Parkinson's disease (PD) is a heterogeneous neurodegenerative disorder characterized by motor and nonmotor symptoms. Several features have prognostic importance and have been used as key indicators for identifying clinical subtypes. However, the symptom-based classification approach has limitations with respect to the stability of the obtained subtypes.
The purpose of this study was to identify subtypes of PD using nuclear imaging biomarkers targeting the cardiac sympathetic nervous and nigro-striatal systems and to compare patterns of cortical morphological change among obtained subtypes.
We performed unbiased hierarchical cluster analysis using 123I-metaiodobenzylguanidine cardiac scintigraphy and 123I-N-(3-fluoropropyl)-2β-carbomethoxy-3β-(4-iodophenyl) nortropane single photon emission computed tomography data for 56 patients with PD. We compared clinical characteristics and the patterns of cortical atrophy in the obtained clusters.
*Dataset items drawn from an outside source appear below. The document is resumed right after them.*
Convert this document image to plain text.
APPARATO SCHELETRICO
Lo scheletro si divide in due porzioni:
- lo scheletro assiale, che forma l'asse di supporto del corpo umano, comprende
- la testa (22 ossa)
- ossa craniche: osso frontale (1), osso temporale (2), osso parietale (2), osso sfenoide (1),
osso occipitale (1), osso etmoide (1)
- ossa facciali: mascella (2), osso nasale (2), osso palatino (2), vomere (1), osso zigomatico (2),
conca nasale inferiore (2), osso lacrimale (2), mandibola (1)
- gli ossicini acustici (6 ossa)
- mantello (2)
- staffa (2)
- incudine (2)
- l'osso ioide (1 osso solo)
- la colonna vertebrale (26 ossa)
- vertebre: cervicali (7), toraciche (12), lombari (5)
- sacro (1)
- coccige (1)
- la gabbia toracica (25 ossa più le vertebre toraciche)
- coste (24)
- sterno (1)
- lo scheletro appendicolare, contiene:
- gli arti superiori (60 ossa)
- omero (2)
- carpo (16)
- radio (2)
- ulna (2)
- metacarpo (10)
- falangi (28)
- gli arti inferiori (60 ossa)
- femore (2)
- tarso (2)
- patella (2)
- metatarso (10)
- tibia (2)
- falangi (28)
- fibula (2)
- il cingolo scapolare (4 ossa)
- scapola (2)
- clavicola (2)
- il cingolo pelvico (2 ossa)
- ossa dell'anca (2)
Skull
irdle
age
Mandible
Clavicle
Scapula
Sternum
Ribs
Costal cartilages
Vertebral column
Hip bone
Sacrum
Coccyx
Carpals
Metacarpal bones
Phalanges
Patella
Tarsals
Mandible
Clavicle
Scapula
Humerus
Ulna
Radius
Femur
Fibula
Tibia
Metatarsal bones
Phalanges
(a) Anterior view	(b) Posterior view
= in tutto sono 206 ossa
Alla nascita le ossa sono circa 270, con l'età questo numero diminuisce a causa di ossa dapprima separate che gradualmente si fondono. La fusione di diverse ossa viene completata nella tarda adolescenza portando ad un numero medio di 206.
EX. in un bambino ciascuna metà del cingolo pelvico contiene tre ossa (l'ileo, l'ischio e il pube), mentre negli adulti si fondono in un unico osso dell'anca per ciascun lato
Three clusters were identified and showed distinct characteristics in onset ages and dopamine-replacement therapy and deep brain stimulation requirements. According to the characteristics, clusters were classified into two subtypes, namely, “cardio-cortical impairment (CC)” and “dopaminergic-dominant dysfunction (DD)” subtype. The three clusters were named according to subtype and time since onset in which 14 patients were classified as “early DD,” 25 as “advanced DD,” and 17 as “early CC.” Compared with the early DD subtype, the early CC subtype showed parietal-dominant diffuse cortical atrophy and the advanced DD subtype showed left-side predominant mild cortical atrophy.
Nuclear imaging biomarker–based classification can be used to identify clinically and pathologically relevant PD subtypes with distinct disease trajectories. © 2023 International Parkinson and Movement Disorder Society.